In her affidavit and testimony, the plaintiff alleged that the defendant was harassing her in a variety of ways. These included: providing false reports about her to the police, a school, and the Department of Children and Families, causing noise through banging on the ceiling, and taking photographs of her and her granddaughter even after she asked her to stop. According to the plaintiff, such actions caused her to be frightened of the defendant, an allegation that the judge appears to have accepted. Nevertheless, fear alone is not enough to make out a claim for a harassment prevention order. Rather, under the applicable provision in the statute, G. L. c. 258E, § 1, the plaintiff must demonstrate that the defendant "wilfully and maliciously committed three separate acts that were intended to cause her fear, intimidation, abuse, or damage to property, and that, 'considered together, did in fact cause fear, intimidation, abuse, or damage to property.' " C.E.R. v. P.C., 91 Mass. App. Ct. 124, 126 (2017), quoting from O'Brien v. Borowski, 461 Mass. 415, 426 & n.8 (2012).4

The transcript of the hearing suggests that the judge issued the harassment prevention order because the plaintiff "seem[ed] desperate," not because he had concluded that she had met her burden of proving three acts that qualified as "harassment" under the statute. In any event, in our view, the judge did not have sufficient evidence before him on which to conclude that the plaintiff had made out such a claim. We therefore vacate the harassment prevention order and remand this matter to the District Court for that court to direct law enforcement agencies to destroy all records of the order. See G. L. c. 258E, § 9 ; C.E.R. v. P.C., 91 Mass. App. Ct. at 132 n.17.

So ordered.

Vacated and remanded.

The plaintiff represented at oral argument that the defendant has since moved. Although this development, if true, may significantly affect the situation going forward, it does not render moot the defendant's current appeal seeking to vacate the order, which at this time remains in effect. Compare Quinn v. Gjoni, 89 Mass. App. Ct. 408, 412 (2016) (appeal rendered moot once abuse prevention order has been vacated).

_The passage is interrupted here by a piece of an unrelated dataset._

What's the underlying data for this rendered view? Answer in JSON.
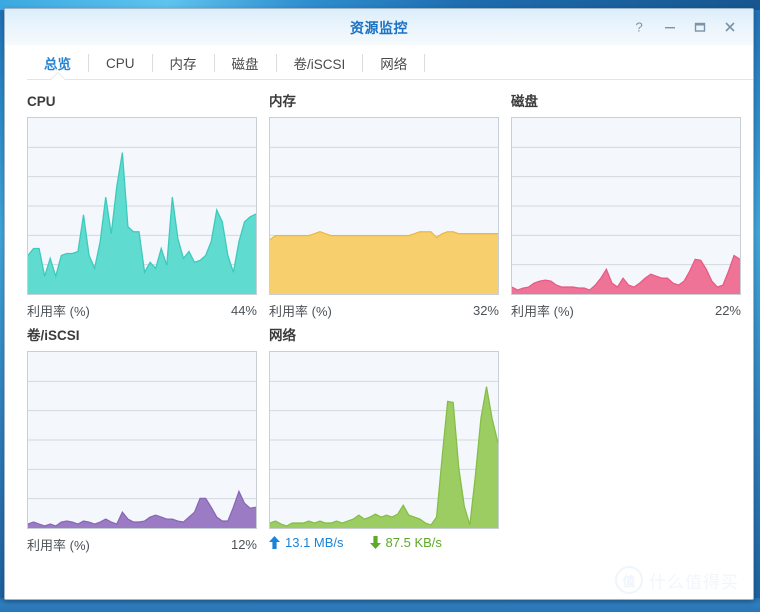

The reason for the defendant's absence is not explained in the record. At oral argument, defense counsel represented that his client was never served. However, the defendant never moved to vacate the order on this ground and, on the current record, we have no way of addressing the notice question. We therefore do not reach this issue.

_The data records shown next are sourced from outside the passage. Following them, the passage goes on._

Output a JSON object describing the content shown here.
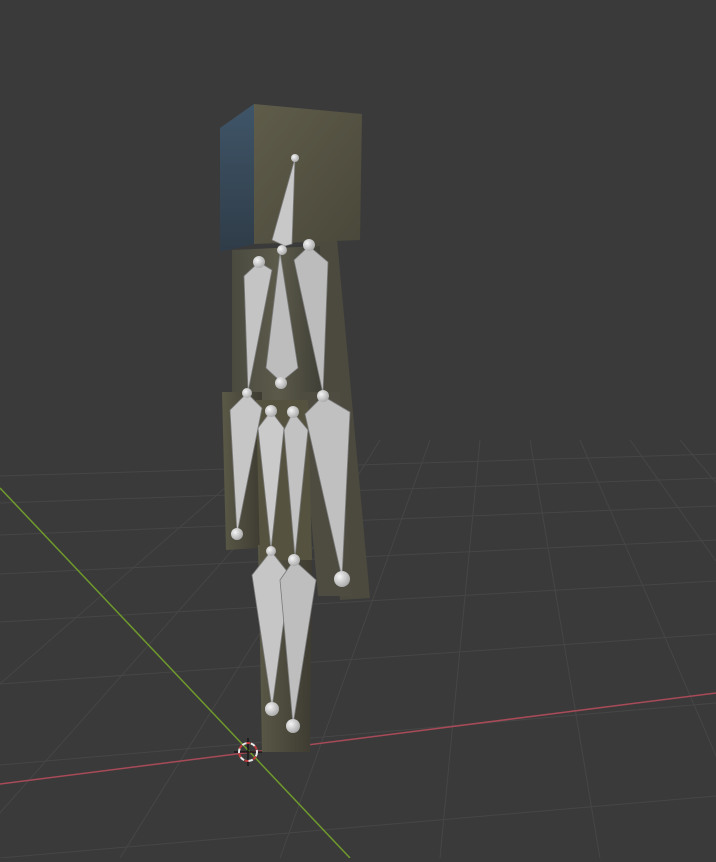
{
  "viewport": {
    "view": "3D Viewport",
    "object": "character-mesh",
    "armature": "armature",
    "colors": {
      "background": "#3a3a3a",
      "grid_line": "#4a4a4a",
      "x_axis": "#b0465a",
      "y_axis": "#6f9a2c",
      "bone": "#b4b4b4",
      "bone_dark": "#8a8a8a",
      "joint": "#dcdcdc",
      "mesh_light": "#6e6a58",
      "mesh_dark": "#3a4a5a",
      "cursor_ring": "#e8e8e8",
      "cursor_accent": "#c23b3b"
    },
    "icons": [
      "3d-cursor-icon"
    ]
  }
}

C.E.R. v. P.C. involved a dispute between a homeowner and two tenants who rented space in her home. 91 Mass. App. Ct. at 124. Alleging that the tenants had committed a variety of misdeeds, id. at 126-128, the homeowner obtained a harassment prevention order against them. We concluded that the evidence was insufficient to make out three qualifying acts of harassment, and that the dispute was more appropriately addressed through a summary process action. Id. at 126-132.